Despite its small line-up of electric vehicles, analysts said Toyota had been less affected by the price war sparked by Elon Musk’s Tesla because of its focus on higher end models, as well as its relatively strong brand. 

Richter said Toyota was likely to upgrade its annual guidance in the next quarter and potentially announce a share buyback, after the group achieved 37 per cent of its full-year operating profit target in the first quarter. 

Toyota said it was also able to offset its challenges in China with its success in raising prices in the US and Europe. It has also benefited from the weakening of the yen, with the company assuming an exchange rate of ¥125 against the dollar for the current fiscal year compared with the current level of ¥142.

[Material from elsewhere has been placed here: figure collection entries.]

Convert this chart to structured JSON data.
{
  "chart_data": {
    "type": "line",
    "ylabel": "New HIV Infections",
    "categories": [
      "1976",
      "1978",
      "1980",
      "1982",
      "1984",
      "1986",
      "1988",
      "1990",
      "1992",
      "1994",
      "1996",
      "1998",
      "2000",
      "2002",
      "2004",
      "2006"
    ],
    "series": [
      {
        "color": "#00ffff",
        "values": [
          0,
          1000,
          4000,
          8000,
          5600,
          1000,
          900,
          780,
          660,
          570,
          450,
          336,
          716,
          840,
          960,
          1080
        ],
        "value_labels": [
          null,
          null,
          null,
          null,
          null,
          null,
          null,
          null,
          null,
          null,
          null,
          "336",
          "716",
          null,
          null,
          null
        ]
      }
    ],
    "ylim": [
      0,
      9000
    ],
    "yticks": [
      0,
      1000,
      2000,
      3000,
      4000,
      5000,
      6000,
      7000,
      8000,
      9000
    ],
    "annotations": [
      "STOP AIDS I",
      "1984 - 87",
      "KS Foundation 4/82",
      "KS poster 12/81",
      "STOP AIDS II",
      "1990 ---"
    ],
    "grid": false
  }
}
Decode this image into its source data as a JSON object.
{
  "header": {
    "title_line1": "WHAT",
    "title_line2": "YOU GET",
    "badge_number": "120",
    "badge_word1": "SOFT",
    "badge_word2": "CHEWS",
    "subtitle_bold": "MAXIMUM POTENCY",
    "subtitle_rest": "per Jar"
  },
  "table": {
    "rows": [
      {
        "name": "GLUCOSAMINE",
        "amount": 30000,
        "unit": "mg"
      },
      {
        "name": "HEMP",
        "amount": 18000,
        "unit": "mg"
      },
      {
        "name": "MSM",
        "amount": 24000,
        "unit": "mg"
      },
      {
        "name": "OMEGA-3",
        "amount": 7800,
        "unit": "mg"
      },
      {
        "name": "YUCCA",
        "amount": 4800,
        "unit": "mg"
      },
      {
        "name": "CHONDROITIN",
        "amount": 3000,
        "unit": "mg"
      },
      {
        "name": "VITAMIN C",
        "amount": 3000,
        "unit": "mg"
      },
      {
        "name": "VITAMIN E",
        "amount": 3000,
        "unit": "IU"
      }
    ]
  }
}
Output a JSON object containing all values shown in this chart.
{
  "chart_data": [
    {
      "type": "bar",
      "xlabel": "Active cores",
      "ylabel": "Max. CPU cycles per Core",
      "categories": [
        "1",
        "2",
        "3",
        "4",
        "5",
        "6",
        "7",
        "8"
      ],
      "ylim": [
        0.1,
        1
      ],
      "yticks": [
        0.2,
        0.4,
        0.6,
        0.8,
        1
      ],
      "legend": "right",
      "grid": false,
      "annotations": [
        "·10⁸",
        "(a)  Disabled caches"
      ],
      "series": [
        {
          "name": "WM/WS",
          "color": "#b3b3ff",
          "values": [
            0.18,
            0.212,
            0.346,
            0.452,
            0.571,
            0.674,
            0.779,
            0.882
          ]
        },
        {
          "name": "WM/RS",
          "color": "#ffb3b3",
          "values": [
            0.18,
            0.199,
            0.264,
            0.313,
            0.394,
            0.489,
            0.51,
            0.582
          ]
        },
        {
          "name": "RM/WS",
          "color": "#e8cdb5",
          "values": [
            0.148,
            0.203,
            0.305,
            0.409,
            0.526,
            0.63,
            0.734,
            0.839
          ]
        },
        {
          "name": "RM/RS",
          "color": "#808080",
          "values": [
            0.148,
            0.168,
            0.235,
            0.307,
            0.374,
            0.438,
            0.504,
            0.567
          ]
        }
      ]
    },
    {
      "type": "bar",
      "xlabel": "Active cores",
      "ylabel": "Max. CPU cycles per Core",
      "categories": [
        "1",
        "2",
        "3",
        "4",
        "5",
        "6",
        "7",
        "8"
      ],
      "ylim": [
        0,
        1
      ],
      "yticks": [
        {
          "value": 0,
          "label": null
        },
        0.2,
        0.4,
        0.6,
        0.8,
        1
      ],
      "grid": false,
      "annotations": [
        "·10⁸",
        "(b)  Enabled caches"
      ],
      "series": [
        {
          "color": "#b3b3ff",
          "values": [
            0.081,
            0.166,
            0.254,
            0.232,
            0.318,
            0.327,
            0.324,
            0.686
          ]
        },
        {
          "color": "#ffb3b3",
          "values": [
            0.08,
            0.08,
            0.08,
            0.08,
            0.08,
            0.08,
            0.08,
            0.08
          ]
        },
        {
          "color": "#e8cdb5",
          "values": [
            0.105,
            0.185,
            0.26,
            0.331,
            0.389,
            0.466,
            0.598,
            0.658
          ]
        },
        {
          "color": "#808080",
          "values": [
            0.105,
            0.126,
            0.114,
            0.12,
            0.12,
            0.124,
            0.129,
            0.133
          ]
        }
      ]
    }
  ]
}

Last week, Germany’s Volkswagen blamed a sales drop in China for its reduced global delivery forecast for the year, while Nissan also cut its annual vehicle sales target for the same reason.

Separately on Tuesday, BMW missed profit expectations between April and June due to higher costs, and reduced cash forecasts for the year, even as it raised its overall profit guidance.

The early partial release of its results, made under German stock market rules where companies have to publish results sooner than planned if they are outside of the expected range, sent shares down 4 per cent. 

The premium carmaker said it expected the profit margin in its auto business to be 9-10.5 per cent, slightly higher than its previous forecast of 8-10 per cent, with “solid growth” in car sales.

But the group, which also owns Mini and Rolls-Royce Motor Cars, said its auto margin in the second quarter of the year had been 9.2 per cent, which was below the 10 per cent that analysts had forecast.